Jimmy Eat World, Minibosses
Lincoln Theatre, Raleigh
Wednesday, Oct. 22, 2014
With the queue outside the Lincoln Theatre still a few dozen long as showtime neared for Jimmy Eat World’s sold-out performance on their Futures
anniversary tour, venue staff tried to direct traffic. “Guys, there are two lines: One for under 21 and one for over.” Hardly anyone budged. “Isn’t everyone here like 30?” the woman behind me asked.
Although I happened to end up behind a pair of minors—which means they couldn’t have been older than 10 when Futures
was released—she was right: The sold-out crowd was almost the reverse of what it would have looked like a decade ago. Black Xs and underage stamps were largely traded for drinking wristbands.
Once inside, the nostalgia started early thanks to opener Minibosses, known for its interpretations of video-game themes from the original Nintendo Entertainment System. The Phoenix-based four-piece’s set included extended medleys of tunes from Super Mario Bros. 2 and Mega Man 2, the heroic march of Ikari Warriors and multiple crowd-pleasing takes on television cartoon themes like DuckTales
—including one rendition with vocals provided by a volunteer from the crowd. Beyond translating 8-bit tunes into full-on rock readings with metal guitar harmonies, Minibosses tossed in a tease of Meghan Trainor’s current chart-topper “All About That Bass” along with a rousing take on Billy Joel’s “Movin’ Out (Anthony’s Song)," featuring half of Jimmy Eat World.
Delivering straightforward renditions of Futures
’ tracks with hardly a deviation from the recorded versions, Jimmy Eat World wrapped its main set within seconds of the album’s running time, barely speaking between songs. Though the headlining quartet took the stage with the same line-up that recorded Futures
—and all the group’s albums since 1996’s Static Prevails
—they were frequently augmented by Minibosses’ Robin Vining, who added essential keyboards, percussion, guitar and background vocals. The audience lent a hand, too, forming an 800-person backing chorus that sang or shouted back nearly every lyric from the Gold-selling LP. Fist-pumping singles like the title track and “Pain” got the audience’s energy up, though the difference in crowd restraint from a decade ago was apparent. Standing by the unnecessary security barricade in front of the stage, I noticed few getting rowdier than a bounce or friendly jostle.
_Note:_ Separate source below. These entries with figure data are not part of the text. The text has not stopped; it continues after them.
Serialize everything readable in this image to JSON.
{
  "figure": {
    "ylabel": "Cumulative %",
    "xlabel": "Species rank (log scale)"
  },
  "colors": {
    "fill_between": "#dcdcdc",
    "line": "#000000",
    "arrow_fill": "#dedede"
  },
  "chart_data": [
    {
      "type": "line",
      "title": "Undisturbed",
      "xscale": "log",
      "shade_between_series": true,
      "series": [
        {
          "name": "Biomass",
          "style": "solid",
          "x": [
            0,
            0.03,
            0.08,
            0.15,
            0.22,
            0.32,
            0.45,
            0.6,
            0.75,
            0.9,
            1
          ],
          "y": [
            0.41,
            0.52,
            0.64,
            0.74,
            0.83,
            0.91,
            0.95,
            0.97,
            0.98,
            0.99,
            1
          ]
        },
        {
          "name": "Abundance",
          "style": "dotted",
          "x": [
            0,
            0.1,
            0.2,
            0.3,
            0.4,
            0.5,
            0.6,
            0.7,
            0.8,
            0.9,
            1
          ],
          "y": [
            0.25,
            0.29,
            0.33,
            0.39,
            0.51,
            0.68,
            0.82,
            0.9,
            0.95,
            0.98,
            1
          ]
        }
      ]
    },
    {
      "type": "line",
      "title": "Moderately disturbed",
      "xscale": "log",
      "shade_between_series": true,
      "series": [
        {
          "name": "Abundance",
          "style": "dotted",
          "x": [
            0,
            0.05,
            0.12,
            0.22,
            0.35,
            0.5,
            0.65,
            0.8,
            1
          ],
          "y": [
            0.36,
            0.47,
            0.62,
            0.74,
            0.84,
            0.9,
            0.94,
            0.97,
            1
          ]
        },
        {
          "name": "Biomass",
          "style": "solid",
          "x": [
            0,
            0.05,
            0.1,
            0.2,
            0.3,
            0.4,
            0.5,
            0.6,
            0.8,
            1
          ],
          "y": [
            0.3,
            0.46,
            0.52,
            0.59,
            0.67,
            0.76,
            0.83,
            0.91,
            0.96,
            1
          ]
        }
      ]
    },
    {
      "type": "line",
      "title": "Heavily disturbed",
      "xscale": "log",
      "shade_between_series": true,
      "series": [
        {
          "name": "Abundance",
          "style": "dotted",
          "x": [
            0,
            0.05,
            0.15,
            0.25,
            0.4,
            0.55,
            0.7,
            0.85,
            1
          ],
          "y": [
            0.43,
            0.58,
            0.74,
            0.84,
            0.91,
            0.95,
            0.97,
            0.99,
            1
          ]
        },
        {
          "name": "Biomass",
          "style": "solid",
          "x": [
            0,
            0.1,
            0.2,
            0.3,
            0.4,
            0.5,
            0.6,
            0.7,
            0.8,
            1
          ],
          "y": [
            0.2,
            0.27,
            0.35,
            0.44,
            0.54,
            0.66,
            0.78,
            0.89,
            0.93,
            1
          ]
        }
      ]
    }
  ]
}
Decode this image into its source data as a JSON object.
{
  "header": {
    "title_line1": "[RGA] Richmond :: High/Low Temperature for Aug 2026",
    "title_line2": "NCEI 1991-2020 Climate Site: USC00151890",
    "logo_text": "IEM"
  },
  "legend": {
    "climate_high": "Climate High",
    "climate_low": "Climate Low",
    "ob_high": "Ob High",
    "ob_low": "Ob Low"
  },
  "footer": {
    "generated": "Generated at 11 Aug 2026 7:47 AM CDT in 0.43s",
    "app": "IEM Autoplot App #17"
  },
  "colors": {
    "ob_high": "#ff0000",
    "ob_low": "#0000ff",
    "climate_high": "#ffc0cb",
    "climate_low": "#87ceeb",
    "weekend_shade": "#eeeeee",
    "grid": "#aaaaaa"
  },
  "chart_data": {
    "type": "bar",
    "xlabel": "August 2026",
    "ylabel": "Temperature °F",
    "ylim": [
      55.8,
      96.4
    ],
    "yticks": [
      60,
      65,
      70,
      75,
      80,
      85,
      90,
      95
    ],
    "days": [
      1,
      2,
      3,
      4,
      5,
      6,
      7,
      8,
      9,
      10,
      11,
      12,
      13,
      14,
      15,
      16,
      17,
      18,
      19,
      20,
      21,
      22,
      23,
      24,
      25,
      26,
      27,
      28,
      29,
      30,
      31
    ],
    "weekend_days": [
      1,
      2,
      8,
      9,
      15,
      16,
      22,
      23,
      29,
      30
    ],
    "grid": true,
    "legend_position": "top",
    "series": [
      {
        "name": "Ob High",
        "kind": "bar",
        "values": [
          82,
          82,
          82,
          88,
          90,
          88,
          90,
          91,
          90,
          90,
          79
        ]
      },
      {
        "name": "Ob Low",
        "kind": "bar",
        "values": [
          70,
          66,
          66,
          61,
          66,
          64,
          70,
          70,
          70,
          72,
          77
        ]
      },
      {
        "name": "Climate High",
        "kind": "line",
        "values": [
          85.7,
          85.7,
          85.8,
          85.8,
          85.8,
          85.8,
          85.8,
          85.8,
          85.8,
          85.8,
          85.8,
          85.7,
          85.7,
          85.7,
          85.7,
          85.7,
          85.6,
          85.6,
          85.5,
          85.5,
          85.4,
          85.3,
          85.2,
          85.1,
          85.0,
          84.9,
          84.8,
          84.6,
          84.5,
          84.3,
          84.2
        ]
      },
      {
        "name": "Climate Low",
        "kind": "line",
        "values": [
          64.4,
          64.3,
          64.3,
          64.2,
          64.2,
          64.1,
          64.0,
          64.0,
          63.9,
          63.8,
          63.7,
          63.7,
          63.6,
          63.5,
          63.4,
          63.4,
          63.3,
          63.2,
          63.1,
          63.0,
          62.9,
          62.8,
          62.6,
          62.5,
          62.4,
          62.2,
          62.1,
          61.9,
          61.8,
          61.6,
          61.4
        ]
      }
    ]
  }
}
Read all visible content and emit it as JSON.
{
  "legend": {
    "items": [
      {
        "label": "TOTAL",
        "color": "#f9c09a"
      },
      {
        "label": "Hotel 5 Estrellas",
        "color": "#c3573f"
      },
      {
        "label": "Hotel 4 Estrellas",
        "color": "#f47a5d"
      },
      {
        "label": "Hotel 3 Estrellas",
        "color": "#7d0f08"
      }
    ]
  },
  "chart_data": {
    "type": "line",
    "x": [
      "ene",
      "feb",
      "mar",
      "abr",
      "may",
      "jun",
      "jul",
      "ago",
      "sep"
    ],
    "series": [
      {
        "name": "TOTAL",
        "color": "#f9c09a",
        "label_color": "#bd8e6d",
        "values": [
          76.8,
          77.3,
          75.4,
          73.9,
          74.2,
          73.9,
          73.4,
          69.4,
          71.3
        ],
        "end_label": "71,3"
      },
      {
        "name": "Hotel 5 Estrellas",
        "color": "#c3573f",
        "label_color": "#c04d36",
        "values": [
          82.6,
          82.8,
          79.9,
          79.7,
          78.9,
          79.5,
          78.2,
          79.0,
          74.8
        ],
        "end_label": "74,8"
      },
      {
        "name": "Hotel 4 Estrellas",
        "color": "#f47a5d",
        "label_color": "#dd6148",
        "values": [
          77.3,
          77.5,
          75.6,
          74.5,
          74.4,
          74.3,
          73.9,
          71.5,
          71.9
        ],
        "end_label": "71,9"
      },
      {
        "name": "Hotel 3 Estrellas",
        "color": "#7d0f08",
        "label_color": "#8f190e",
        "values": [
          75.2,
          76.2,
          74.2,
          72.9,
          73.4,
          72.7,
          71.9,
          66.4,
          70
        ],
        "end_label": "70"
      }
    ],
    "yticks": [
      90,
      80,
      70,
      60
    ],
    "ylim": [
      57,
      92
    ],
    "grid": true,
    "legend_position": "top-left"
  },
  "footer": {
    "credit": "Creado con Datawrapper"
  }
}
Slower cuts like “The World You Love” and “23” provided wistful sing-alongs, seeming to get just as big of a reaction from sentimental fans.
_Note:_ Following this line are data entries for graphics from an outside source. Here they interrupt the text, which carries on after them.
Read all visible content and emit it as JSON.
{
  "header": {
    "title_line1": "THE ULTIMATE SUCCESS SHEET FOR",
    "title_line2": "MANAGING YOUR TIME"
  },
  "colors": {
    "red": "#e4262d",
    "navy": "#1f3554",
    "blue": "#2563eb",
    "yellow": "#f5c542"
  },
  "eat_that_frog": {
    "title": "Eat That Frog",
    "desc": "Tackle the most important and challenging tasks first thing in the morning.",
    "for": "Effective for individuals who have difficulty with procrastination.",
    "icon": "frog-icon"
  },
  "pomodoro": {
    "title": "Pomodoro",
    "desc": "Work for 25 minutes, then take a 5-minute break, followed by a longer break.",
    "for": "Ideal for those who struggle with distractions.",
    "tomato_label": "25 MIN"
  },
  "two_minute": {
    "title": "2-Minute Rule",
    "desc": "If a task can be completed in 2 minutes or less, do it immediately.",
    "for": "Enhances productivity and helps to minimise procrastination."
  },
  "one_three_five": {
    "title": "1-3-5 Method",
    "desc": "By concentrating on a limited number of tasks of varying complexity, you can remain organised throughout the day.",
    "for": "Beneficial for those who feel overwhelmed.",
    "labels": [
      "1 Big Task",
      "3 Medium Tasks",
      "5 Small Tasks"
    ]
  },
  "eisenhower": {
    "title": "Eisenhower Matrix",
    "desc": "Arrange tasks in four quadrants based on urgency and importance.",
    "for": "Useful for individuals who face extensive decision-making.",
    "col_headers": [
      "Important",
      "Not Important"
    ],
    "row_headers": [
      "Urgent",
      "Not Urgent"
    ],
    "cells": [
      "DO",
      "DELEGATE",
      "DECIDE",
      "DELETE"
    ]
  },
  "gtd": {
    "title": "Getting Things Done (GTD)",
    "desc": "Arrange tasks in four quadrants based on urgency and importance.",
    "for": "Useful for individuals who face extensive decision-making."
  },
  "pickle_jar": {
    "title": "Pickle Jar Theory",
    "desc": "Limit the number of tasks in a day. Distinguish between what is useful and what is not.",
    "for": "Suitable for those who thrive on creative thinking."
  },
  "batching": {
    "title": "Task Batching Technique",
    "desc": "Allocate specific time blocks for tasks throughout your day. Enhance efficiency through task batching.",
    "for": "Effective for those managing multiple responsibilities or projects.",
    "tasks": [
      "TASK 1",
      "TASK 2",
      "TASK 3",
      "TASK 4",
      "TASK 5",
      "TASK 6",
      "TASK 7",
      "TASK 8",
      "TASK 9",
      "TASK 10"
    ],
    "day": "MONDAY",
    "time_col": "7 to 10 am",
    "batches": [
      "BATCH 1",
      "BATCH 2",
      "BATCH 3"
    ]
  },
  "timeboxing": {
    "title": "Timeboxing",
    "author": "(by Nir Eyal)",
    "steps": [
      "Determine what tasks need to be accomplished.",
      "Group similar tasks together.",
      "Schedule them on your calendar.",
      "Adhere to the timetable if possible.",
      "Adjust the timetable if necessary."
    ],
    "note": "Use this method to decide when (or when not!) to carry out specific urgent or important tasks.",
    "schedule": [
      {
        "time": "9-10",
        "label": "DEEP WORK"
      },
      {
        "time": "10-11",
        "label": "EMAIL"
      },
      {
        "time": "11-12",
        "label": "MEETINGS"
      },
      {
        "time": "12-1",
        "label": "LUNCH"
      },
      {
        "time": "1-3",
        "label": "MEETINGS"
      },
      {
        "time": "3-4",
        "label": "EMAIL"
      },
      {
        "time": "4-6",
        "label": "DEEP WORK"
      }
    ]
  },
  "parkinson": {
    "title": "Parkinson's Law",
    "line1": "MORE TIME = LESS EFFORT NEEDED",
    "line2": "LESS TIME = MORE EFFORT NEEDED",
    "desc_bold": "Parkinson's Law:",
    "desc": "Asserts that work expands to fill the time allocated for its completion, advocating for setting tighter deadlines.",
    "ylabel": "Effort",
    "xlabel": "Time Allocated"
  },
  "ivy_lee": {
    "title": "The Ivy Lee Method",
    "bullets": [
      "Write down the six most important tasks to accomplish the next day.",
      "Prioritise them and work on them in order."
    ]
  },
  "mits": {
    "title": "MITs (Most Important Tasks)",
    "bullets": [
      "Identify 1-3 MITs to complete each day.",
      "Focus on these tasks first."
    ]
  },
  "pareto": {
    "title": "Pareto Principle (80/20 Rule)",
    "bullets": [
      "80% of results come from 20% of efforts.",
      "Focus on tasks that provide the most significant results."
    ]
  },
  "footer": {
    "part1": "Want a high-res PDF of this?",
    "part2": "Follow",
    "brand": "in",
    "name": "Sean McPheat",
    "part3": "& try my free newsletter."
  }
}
The band returned for a pair of encores that, at around 45 minutes, ran for nearly as long as the rest of its set. There, the veteran alt-rockers explored the depths of their catalog, from popular Bleed American
singles “Sweetness” and the title track to underappreciated gems “Disintegration” and “Closer” off the 2005 EP Stay on My Side Tonight
. They even dipped back to a 1997 split with Jejune for “What I Would Say To You Now."
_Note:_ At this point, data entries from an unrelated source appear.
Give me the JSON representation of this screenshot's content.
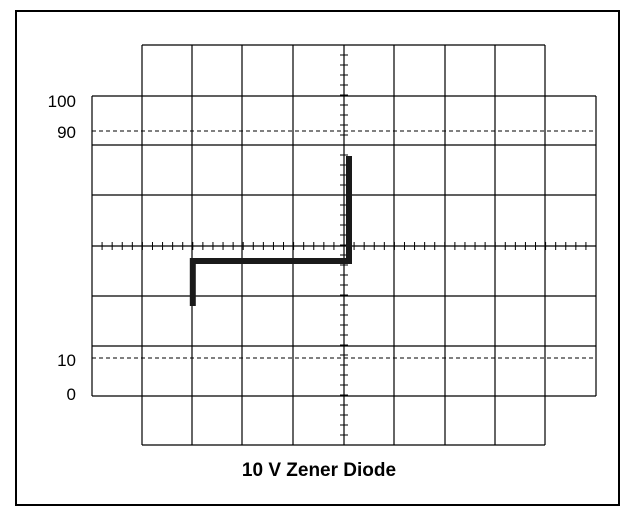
{
  "figure": {
    "caption": "10 V Zener Diode",
    "reference_labels": {
      "top_100": "100",
      "top_90": "90",
      "bottom_10": "10",
      "bottom_0": "0"
    }
  },
  "trace": {
    "description_units": "screen divisions from center (x right, y up)",
    "points": [
      [
        -3.0,
        -1.2
      ],
      [
        -3.0,
        -0.3
      ],
      [
        0.1,
        -0.3
      ],
      [
        0.1,
        1.8
      ]
    ]
  },
  "colors": {
    "graticule": "#000000",
    "trace": "#1a1a1a",
    "background": "#ffffff"
  }
}
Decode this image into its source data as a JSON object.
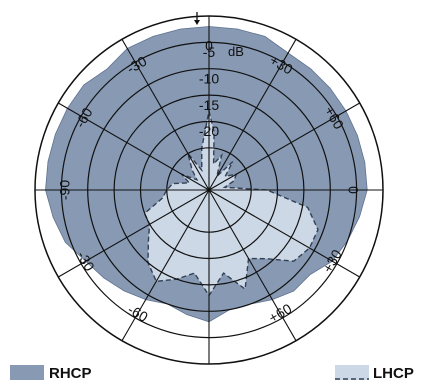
{
  "chart_data": {
    "type": "polar",
    "unit": "dB",
    "radial": {
      "ticks": [
        -25,
        -20,
        -15,
        -10,
        -5
      ],
      "labels": [
        "-5",
        "-10",
        "-15",
        "-20"
      ],
      "rmax": 0,
      "rmin": -33,
      "unit_label": "dB"
    },
    "angle_ticks": [
      {
        "angle": -90,
        "text": "-90"
      },
      {
        "angle": -60,
        "text": "-60"
      },
      {
        "angle": -30,
        "text": "-30"
      },
      {
        "angle": 0,
        "text": "0"
      },
      {
        "angle": 30,
        "text": "+30"
      },
      {
        "angle": 60,
        "text": "+60"
      },
      {
        "angle": 90,
        "text": "0"
      },
      {
        "angle": 120,
        "text": "+30"
      },
      {
        "angle": 150,
        "text": "+60"
      },
      {
        "angle": 210,
        "text": "-60"
      },
      {
        "angle": 240,
        "text": "-30"
      }
    ],
    "colors": {
      "rhcp": "#8799b3",
      "lhcp": "#cdd8e6",
      "grid": "#111111",
      "lhcp_outline": "#334155"
    },
    "series": [
      {
        "name": "RHCP",
        "style": "filled",
        "points": [
          [
            0,
            -2
          ],
          [
            10,
            -2
          ],
          [
            20,
            -2
          ],
          [
            30,
            -3
          ],
          [
            40,
            -3
          ],
          [
            50,
            -3
          ],
          [
            60,
            -3
          ],
          [
            70,
            -3
          ],
          [
            80,
            -3
          ],
          [
            90,
            -3
          ],
          [
            100,
            -4
          ],
          [
            110,
            -5
          ],
          [
            120,
            -6
          ],
          [
            130,
            -8
          ],
          [
            140,
            -8
          ],
          [
            150,
            -9
          ],
          [
            160,
            -10
          ],
          [
            170,
            -10
          ],
          [
            180,
            -8
          ],
          [
            190,
            -9
          ],
          [
            200,
            -10
          ],
          [
            210,
            -9
          ],
          [
            220,
            -8
          ],
          [
            230,
            -7
          ],
          [
            240,
            -6
          ],
          [
            250,
            -4
          ],
          [
            260,
            -3
          ],
          [
            270,
            -2
          ],
          [
            280,
            -2
          ],
          [
            290,
            -2
          ],
          [
            300,
            -2
          ],
          [
            310,
            -2
          ],
          [
            320,
            -3
          ],
          [
            330,
            -2
          ],
          [
            340,
            -2
          ],
          [
            350,
            -2
          ]
        ]
      },
      {
        "name": "LHCP",
        "style": "dashed",
        "points": [
          [
            0,
            -18
          ],
          [
            5,
            -22
          ],
          [
            10,
            -28
          ],
          [
            20,
            -26
          ],
          [
            30,
            -30
          ],
          [
            40,
            -26
          ],
          [
            50,
            -29
          ],
          [
            60,
            -27
          ],
          [
            70,
            -28
          ],
          [
            80,
            -30
          ],
          [
            90,
            -22
          ],
          [
            100,
            -14
          ],
          [
            110,
            -11
          ],
          [
            120,
            -11
          ],
          [
            130,
            -12
          ],
          [
            140,
            -16
          ],
          [
            150,
            -18
          ],
          [
            160,
            -13
          ],
          [
            170,
            -17
          ],
          [
            180,
            -13
          ],
          [
            190,
            -17
          ],
          [
            200,
            -15
          ],
          [
            210,
            -13
          ],
          [
            220,
            -15
          ],
          [
            230,
            -18
          ],
          [
            240,
            -20
          ],
          [
            250,
            -20
          ],
          [
            260,
            -24
          ],
          [
            270,
            -25
          ],
          [
            280,
            -26
          ],
          [
            290,
            -29
          ],
          [
            300,
            -27
          ],
          [
            310,
            -30
          ],
          [
            320,
            -28
          ],
          [
            330,
            -25
          ],
          [
            340,
            -29
          ],
          [
            350,
            -25
          ]
        ]
      }
    ],
    "legend": [
      {
        "name": "RHCP",
        "position": "bottom-left"
      },
      {
        "name": "LHCP",
        "position": "bottom-right"
      }
    ]
  }
}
But in a telling look, the band barely touched on recent releases, playing nothing from last year’s Damage
, though they did offer “Action Needs An Audience” from its predecessor, 2010’s Invented
. Breakout single “The Middle” was the obvious absentee, but when the house lights returned for good shortly after 10:30—a respectable end time for a Wednesday night show, sure, but also a sign of the times for those with adult responsibilities the following morning—and folks politely filed out of the venue, it seemed like the coming-of-age anthem would have been a little out of place, anyway.